Re: [UPGRADE] Consider plan B for reduced complexity?

On Mon, Mar 16, 2015 at 11:14 AM, Peter Eckersley <pde@eff.org> wrote:

> So to be clear, I agree that dkg's proposal (which we could call
> "upgrade-insecure-by-default") will require some kind of client ->
> server compataibility signalling mechanism.  In fact I think I said that
> here:
>
> https://lists.w3.org/Archives/Public/public-webappsec/2015Mar/0030.html


Got it.

In that case, I'd suggest that the entire difference between this proposal
and the upgrade spec can be boiled down to:

1. The things in the upgrade spec happen by default when a page is
delivered over HTTPS.
2. Separately, the HSTS2 header allows sites to lock upgradable folks into
TLS.

Is that accurate?

Probably that should be a header, "Prefer: https" is okay, "Prefer: tls"
> is even shorter :)
>

I like it!
https://github.com/w3c/webappsec/commit/29d07a99aebebd02f40a2daa9feb8425c36c5c21


> > (As an aside: I don't at all think that Daniel's proposal runs counter to
> > the UPGRADE spec.

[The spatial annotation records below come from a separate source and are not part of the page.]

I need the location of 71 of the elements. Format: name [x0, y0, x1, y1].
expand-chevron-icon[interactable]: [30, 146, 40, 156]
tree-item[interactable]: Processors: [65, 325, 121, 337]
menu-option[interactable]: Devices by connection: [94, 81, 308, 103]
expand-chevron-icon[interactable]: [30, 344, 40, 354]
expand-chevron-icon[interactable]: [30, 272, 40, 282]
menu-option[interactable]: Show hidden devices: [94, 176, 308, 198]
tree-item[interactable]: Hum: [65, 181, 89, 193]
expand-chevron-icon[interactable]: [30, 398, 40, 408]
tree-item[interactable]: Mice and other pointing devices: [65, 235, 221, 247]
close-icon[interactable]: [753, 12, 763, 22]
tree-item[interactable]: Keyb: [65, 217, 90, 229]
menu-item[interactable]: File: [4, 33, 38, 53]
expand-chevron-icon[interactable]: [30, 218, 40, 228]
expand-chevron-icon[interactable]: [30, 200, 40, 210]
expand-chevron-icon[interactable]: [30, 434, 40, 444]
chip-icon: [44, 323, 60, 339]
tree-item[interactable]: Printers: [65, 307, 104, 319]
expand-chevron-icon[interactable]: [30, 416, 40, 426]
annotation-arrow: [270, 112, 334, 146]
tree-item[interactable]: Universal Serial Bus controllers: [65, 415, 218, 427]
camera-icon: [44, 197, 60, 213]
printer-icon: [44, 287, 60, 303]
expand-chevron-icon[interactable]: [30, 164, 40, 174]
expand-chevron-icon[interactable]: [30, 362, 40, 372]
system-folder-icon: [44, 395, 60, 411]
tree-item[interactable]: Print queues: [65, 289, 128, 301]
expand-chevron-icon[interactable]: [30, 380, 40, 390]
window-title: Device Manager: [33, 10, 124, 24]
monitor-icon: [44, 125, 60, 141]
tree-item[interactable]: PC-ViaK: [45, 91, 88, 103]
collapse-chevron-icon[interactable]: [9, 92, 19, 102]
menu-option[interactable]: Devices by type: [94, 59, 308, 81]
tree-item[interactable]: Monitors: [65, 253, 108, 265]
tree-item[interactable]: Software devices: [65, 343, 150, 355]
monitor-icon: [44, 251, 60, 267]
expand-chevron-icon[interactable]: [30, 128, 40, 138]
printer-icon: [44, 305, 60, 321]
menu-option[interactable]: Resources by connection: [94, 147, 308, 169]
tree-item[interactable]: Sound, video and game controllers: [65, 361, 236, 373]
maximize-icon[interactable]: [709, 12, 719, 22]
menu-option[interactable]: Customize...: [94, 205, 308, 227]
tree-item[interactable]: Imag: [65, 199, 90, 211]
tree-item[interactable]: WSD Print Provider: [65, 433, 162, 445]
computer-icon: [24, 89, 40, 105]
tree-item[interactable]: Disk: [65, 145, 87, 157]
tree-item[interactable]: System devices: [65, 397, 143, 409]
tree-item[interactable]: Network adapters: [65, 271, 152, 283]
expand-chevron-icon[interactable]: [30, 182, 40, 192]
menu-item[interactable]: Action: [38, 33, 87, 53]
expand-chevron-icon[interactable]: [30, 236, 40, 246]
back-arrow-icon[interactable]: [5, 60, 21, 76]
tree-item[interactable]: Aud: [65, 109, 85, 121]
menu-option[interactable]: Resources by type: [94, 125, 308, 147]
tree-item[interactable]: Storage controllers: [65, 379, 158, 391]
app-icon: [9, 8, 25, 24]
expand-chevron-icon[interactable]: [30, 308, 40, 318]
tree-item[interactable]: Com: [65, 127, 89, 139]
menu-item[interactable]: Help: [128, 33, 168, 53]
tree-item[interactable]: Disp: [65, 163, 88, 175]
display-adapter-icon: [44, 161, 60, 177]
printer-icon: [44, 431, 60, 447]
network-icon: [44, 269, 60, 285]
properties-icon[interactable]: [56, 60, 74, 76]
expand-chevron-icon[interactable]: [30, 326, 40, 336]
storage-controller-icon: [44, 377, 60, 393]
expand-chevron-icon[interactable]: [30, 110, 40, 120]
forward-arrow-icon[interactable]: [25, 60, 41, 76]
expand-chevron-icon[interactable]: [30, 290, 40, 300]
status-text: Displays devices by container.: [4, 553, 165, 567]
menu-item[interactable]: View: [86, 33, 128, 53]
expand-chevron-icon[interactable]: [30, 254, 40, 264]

I think we can evaluate how to make aspects of that
> spec
> > default behavior in parallel to shipping it as an opt-in.)
>
> Yes, I agree that these efforts are closely aligned.
>

I'm focused on the opt-in mechanism for the moment, because I think that's
something we can ship quickly. I think a minimum-viable implementation
could go out in Chrome 43, we can get some author feedback to see if it
solves their problems in the ways we expect, and work on solving the
concerns that remain.

Does that sound like a reasonable approach from the EFF's perspective?

--
Mike West <mkwst@google.com>, @mikewest

Google Germany GmbH, Dienerstrasse 12, 80331 München,
Germany, Registergericht und -nummer: Hamburg, HRB 86891, Sitz der
Gesellschaft: Hamburg, Geschäftsführer: Graham Law, Christine Elizabeth
Flores
(Sorry; I'm legally required to add this exciting detail to emails. Bleh.)